Dapping punch sets make great gifts for jewelry makers! I received one off my wishlist as a Christmas gift. Since I didn’t have my own and every studio jeweler needs one, I figured the Jumbo Dapping Tools Set was a great set for the price. The only caveat is that the set arrived without the polished surfaces you expect to see on dapping punches. Of course, in the photo on the Contenti website they are nicely finished. This particular set was quite a bit less expensive then most that are on the market. The Contenti website tells shoppers, “Considering the price, the Jumbo Dapping Tools Set is an excellent value. Made in India.” Here’s why: they are NOT precision made and you need to finish them yourself.
As you can see in the detail shot, many of the punches have small circles it the top and some of them just have peculiar marks in them. There are even a few of them that are not very spherical. I was able to fix them all up; which is fine for me since I don’t make anything super precise using dapping punches. If you need precision punches- get an expensive set, like those made by Durston. This British company makes very high quality tools that you can trust to be precision made and finely finished.
Like I said, for my work, I don’t need a precision tool, I was looking for a wide range of punches for an inexpensive price. I just needed to add some of my own time tuning them up some they were more spherical and wouldn’t leave marks in my projects.
The first thing you need is time- I did my set all together on the same day. I spent about six hours on this task from start to finish.
To complete this set, I started out with a sanding stick, but realized that the marks were too deep to remove in this manner. So I moved on to a more aggressive technique: Jacksonlea Greaseless Abrasive, aka Lea compound. To use this product, break off a few pieces and heat it up in a pan with some water.
When the consistency is even, brush it on to a buffing wheel and allow to dry.
Once your buff is ready, you can start tuning up your dapping punches. The key to working with Lea is using a light touch. Think of your Lea buff as almost a type of belt sander, let the buff do the work.
Gently hold your punch near the bottom of the wheel.

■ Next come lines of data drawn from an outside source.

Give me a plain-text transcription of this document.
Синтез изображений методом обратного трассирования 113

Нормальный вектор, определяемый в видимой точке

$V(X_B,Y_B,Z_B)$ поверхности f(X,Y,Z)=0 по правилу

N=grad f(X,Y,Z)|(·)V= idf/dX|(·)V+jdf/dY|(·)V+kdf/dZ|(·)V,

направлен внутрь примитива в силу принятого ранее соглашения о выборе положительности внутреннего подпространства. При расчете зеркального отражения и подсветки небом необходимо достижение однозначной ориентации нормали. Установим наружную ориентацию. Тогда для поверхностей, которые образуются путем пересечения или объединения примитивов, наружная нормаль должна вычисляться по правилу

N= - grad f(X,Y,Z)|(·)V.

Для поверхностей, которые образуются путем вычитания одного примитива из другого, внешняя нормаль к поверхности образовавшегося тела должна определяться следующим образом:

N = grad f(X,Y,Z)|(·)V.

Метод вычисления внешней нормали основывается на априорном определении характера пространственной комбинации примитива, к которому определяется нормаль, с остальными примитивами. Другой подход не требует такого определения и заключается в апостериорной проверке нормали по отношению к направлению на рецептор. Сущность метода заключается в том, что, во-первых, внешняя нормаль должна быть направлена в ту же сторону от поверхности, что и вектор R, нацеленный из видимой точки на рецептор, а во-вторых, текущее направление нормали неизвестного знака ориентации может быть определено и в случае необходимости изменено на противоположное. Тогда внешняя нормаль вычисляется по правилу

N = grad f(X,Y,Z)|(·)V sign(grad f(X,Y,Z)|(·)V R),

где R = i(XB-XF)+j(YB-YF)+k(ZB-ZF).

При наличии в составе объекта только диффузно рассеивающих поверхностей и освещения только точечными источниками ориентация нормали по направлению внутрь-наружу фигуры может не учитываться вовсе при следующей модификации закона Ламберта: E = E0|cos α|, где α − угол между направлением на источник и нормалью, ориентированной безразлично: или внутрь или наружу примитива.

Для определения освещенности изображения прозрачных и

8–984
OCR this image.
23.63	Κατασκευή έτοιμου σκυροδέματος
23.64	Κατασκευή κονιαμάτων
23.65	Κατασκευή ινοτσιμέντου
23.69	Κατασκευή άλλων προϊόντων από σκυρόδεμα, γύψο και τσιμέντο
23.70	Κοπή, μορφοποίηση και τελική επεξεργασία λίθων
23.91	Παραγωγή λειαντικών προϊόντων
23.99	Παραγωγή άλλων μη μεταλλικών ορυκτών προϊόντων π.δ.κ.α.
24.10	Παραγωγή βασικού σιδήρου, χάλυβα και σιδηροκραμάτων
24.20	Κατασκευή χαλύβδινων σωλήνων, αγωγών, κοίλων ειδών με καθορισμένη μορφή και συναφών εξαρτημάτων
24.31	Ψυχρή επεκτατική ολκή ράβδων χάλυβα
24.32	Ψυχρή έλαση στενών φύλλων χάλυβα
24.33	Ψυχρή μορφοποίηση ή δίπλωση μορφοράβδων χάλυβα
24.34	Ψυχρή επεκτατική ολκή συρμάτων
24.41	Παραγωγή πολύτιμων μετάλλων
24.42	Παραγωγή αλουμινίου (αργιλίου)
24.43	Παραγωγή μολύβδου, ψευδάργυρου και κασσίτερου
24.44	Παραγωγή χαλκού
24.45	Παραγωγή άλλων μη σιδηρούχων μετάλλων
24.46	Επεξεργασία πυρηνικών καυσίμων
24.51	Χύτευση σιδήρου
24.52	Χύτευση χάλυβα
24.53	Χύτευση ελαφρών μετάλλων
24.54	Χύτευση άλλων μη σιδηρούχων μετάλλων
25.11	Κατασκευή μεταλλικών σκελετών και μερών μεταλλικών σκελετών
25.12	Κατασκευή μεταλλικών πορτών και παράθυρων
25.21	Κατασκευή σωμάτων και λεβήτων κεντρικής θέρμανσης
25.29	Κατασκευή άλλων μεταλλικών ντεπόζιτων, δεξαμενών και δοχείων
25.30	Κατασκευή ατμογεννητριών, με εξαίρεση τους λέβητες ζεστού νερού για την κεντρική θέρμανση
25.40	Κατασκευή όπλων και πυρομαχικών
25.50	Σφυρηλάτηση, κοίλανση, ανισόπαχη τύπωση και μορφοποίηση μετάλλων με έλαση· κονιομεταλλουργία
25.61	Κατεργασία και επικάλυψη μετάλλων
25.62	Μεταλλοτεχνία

As you work, rotate the punch to follow the spherical shape. Holding the punch in a stationary position will result in a flat spot. Work around the punch several times until the marks are removed and the surface is smooth and round.
After you are satisfied with the surface, move to a buff charged with Greystar polishing compound. At this stage, you are aiming for a polished, reflective surface. As you buff, you may notice small dents that you missed with the Lea compound.
Go back and forth as necessary until the surface is shiny and dent free.
With an investment of a few hours, you can turn an economic dapping set into a really nice tool set that will last a long time with good maintenance. Happy buffing!